The organisation said it did not accept funding from tech companies, governments, or their affiliates.
In March, Musk acknowledged a “massive decline in advertising” as marketers left the site following his takeover. It has since appointed Linda Yaccarino, a former NBCUniversal advertising head, as chief executive of Twitter. Yaccarino has been on the charm offensive, meeting media partners, publishers and talent agencies and introducing new measures to win back advertisers’ trust.
Twitter recently commissioned a report by software company Sprinklr that suggested that more than 99 per cent of content on the platform was “healthy” and did not violate rules or laws.

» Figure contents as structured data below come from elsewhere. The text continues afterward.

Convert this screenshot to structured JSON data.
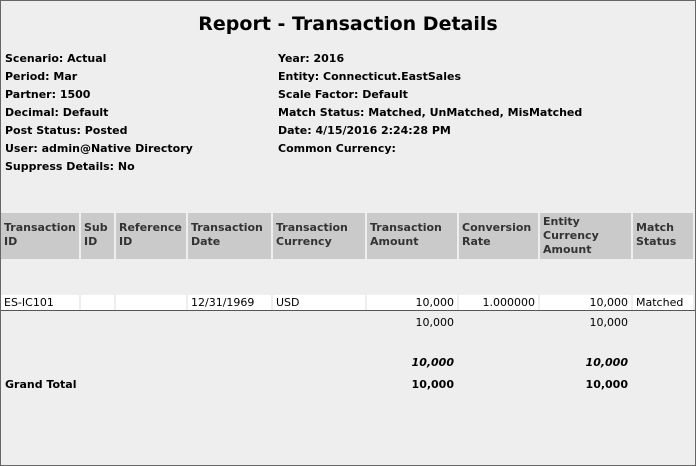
{
  "header": {
    "title": "Report - Transaction Details"
  },
  "info": {
    "left": [
      "Scenario: Actual",
      "Period: Mar",
      "Partner: 1500",
      "Decimal: Default",
      "Post Status: Posted",
      "User: admin@Native Directory",
      "Suppress Details: No"
    ],
    "right": [
      "Year: 2016",
      "Entity: Connecticut.EastSales",
      "Scale Factor: Default",
      "Match Status: Matched, UnMatched, MisMatched",
      "Date: 4/15/2016 2:24:28 PM",
      "Common Currency:"
    ]
  },
  "table": {
    "columns": [
      [
        "Transaction",
        "ID"
      ],
      [
        "Sub",
        "ID"
      ],
      [
        "Reference",
        "ID"
      ],
      [
        "Transaction",
        "Date"
      ],
      [
        "Transaction",
        "Currency"
      ],
      [
        "Transaction",
        "Amount"
      ],
      [
        "Conversion",
        "Rate"
      ],
      [
        "Entity",
        "Currency",
        "Amount"
      ],
      [
        "Match",
        "Status"
      ]
    ],
    "row": {
      "transaction_id": "ES-IC101",
      "transaction_date": "12/31/1969",
      "transaction_currency": "USD",
      "transaction_amount": "10,000",
      "conversion_rate": "1.000000",
      "entity_currency_amount": "10,000",
      "match_status": "Matched"
    },
    "subtotal": {
      "transaction_amount": "10,000",
      "entity_currency_amount": "10,000"
    },
    "total": {
      "transaction_amount": "10,000",
      "entity_currency_amount": "10,000"
    },
    "grand_total": {
      "label": "Grand Total",
      "transaction_amount": "10,000",
      "entity_currency_amount": "10,000"
    }
  }
}
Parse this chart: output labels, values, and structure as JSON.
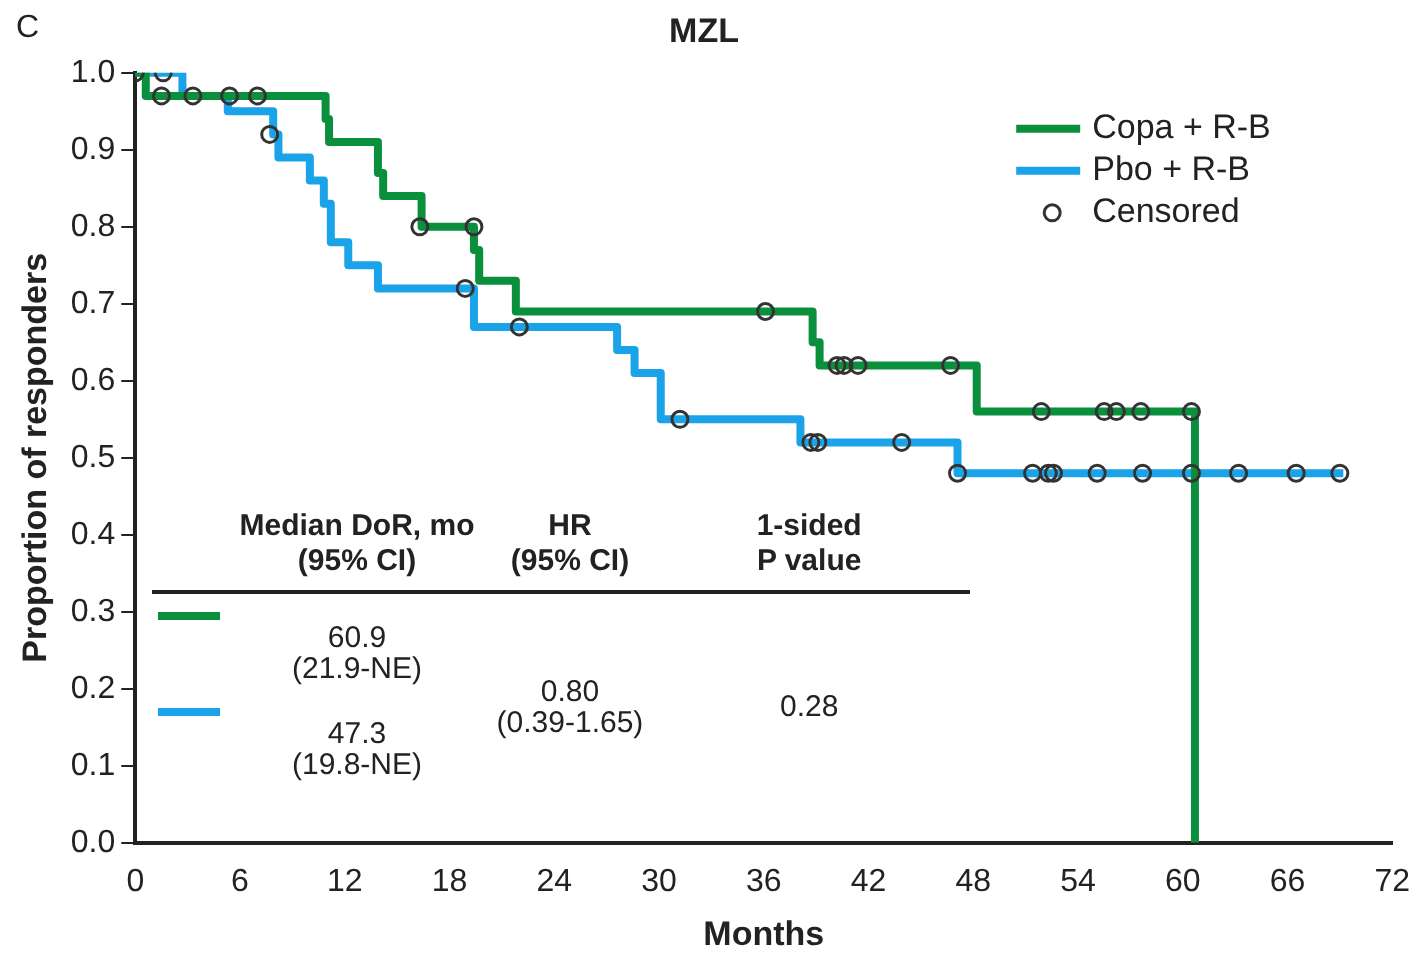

The social media company did not immediately respond to a request for comment but Musk tweeted on Monday in response to news coverage of CCDH’s position: “they should save their words for the jury”.
Separately on Monday, Yaccarino made changes to the company’s trust and safety team, expanding some staffers’ roles and announcing new ones in areas such as “global content compliance”, according to an internal email seen by the Financial Times.
According to the email, X is also hiring a global head of “brand safety and suitability” — an advertising industry term referring to the risk that ads appear alongside problematic content and misinformation.